IN THE ABSENCE OF COLOUR

In the absence of colour

An artist creates works that allow for a transcendental experience in the spaces in between.

By Anna Seaman

If ever an artist embodied their practice, it is Patricia Millns. An institution in the UAE’s vibrant art scene, Millns is dedicated to minimalism. Her wardrobe is consistently monochrome (she only wears black), her house is all white (with one black chair), her diet is strictly vegan, and she is meticulous about frugality. This is not through a desire to join a contemporary trend or to be purposefully cool; this is the way she has always chosen to live and, now in her 70s, these choices are intensifying.

“My art is my life,” she says. “If I didn’t dress like this or live like this, I wouldn’t create the art that I do. I have always been minimalist but as I have developed my practice and got older, a lot of what I may have thought was important doesn’t matter anymore. 

“I can’t believe the amount of stuff that is considered needed for life these days. To me, it is all noise. I grew up in post-war England in the 1950s. We kept the wrappers of sweets and treasured them. My mother would give us her empty perfume bottles and the boxes they came in. I can’t imagine children even noticing these things nowadays. It makes me sad that the preciousness of everyday objects is overlooked.”

Opening image: SILENT CONVERSATIONS (2022) Handstitched coffee filters, site specific, approximately 30 x 30 x 30 cm. Portrait of Patricia Millns courtesy of Bougessa.

Millns has dedicated her life’s work to elevating society’s quotidian items into artforms. Through delicate and labour-intensive processes, Millns uses a needle and thread to tie hundreds of coffee filters together to form large, round, collar-like objects that resemble Elizabethan-era ruffs. In other works, she hand-cuts unused tea bags, empties out the powder (saving it, of course), and uses the fragile paper in circular arrangements that are striking and surprising in their beauty. Almost always, paper is her medium of choice and her works are made in units or series. She never produces only one object. “I’ve always done multiples because it is the spaces in between the objects that allow the viewer to participate,” she explains. 

Indeed, space between is the name of Millns’ solo exhibition at Maraya Art Centre this autumn. It is her first solo exhibition since 2012 and is comprised of works made in the past two years. The exhibition will unfold over two halves with the gallery space divided into a black half and a white half and the artworks displayed in corresponding pairs on both sides. The atmosphere will be intentionally calming and silent, with a path set out for the viewer allowing for an experience that the artist describes as transcendental. 

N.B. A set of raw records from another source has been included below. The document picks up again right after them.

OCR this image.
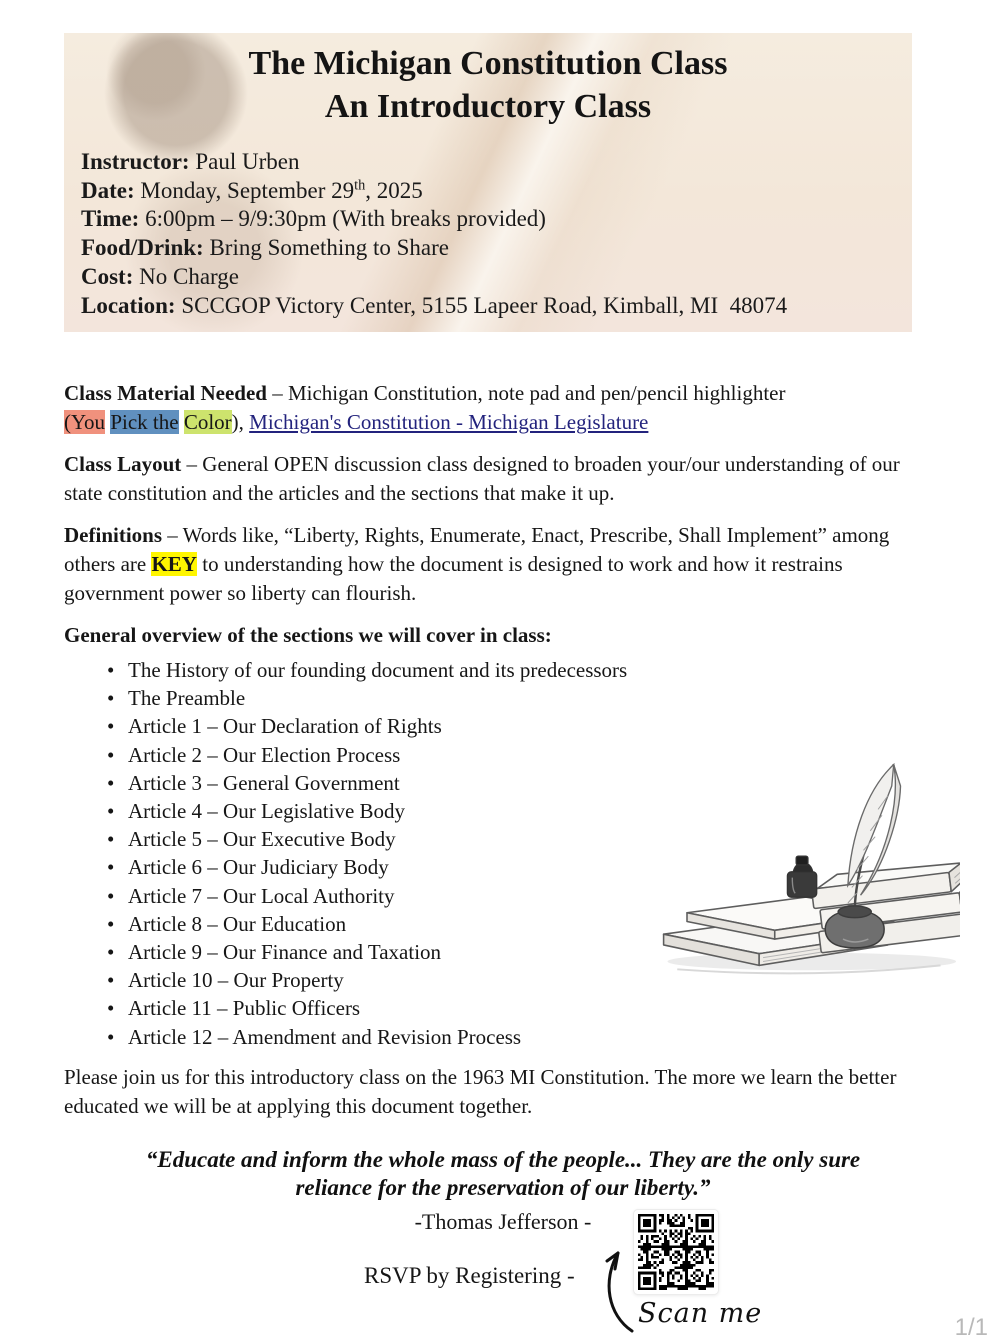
The Michigan Constitution Class
An Introductory Class
Instructor: Paul Urben
Date: Monday, September 29th, 2025
Time: 6:00pm – 9/9:30pm (With breaks provided)
Food/Drink: Bring Something to Share
Cost: No Charge
Location: SCCGOP Victory Center, 5155 Lapeer Road, Kimball, MI  48074

Class Material Needed – Michigan Constitution, note pad and pen/pencil highlighter
(You Pick the Color), Michigan's Constitution - Michigan Legislature

Class Layout – General OPEN discussion class designed to broaden your/our understanding of our state constitution and the articles and the sections that make it up.

Definitions – Words like, “Liberty, Rights, Enumerate, Enact, Prescribe, Shall Implement” among others are KEY to understanding how the document is designed to work and how it restrains government power so liberty can flourish.

General overview of the sections we will cover in class:

• The History of our founding document and its predecessors
• The Preamble
• Article 1 – Our Declaration of Rights
• Article 2 – Our Election Process
• Article 3 – General Government
• Article 4 – Our Legislative Body
• Article 5 – Our Executive Body
• Article 6 – Our Judiciary Body
• Article 7 – Our Local Authority
• Article 8 – Our Education
• Article 9 – Our Finance and Taxation
• Article 10 – Our Property
• Article 11 – Public Officers
• Article 12 – Amendment and Revision Process

Please join us for this introductory class on the 1963 MI Constitution. The more we learn the better educated we will be at applying this document together.

“Educate and inform the whole mass of the people... They are the only sure
reliance for the preservation of our liberty.”
-Thomas Jefferson -
RSVP by Registering -
Scan me	1/1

“I want to create something that is calm and spiritual so that the viewer can enter into those clean, simple spaces between the objects and go beyond their personal worries and transcend themselves, just for a short space of time. If you allow yourself those spaces of time in a gentle way, you will see the objects in a different way.”

Top: INTERVALS (2022), hand-stitched coffee filters. Above: SPACE BETWEEN (2022), Japanese teabags, light installation, site specific. 

This reveals another part of Millns’ practice, a deep and sincere expression of spirituality as she sees it. Having lived in the region for 40 years, Millns says that spirituality seeped into her soul. Her work is not considered to have a religious expression, but without doubt there is a consideration of and respect for higher powers. The Japanese principle of Ma, which relates to a pause in time, an interval or emptiness in space, is fundamental to her practice. “The space becomes more important than the actual object and then everything else—like adornment, decoration or colour—becomes superfluous. This is why I choose to use paper because it is simple, and simplicity should be cherished,” she says.

Her constant use of circles also underlines this philosophy. “Circles are the simplest shapes and they are pure. My intention to is to create a spiritual space to make the viewer stop for a second and experience. Whatever that experience is, is open. They don’t have to experience the art, rather the art is something that can open up an experience.” 

Dr. Nina Heydemann, curator of this exhibition and the director of Maraya, has worked alongside Millns to bring the experiential elements of this show to life. There will be a large spiral, a sculptural piece, in the centre of the two galleries that viewers can enter, and a lot of emphasis on the use of dark and light.

“It will be an immersive experience,” Heydemann says. “In our times, museums and galleries have become places where people come to focus, a sort of sanctuary, a place where people can enter for calm and peace and come back to themselves. In Patricia’s show in particular, we are enabling this process.”

Heydemann, who is a personal friend of the artist and who has worked with her in different capacities over the years, is thrilled at the opportunity to bring Millns’ work back into the spotlight. “Her solo exhibitions are scarce. This will be a chance to introduce many people to her work, and for others to show a slice through her entire oeuvre. I might say this show is long overdue, but instead, I will simply say, it is time.”

space between, Works by Patricia Millns at Maraya Art Centre, Sharjah, October 10 to February 12.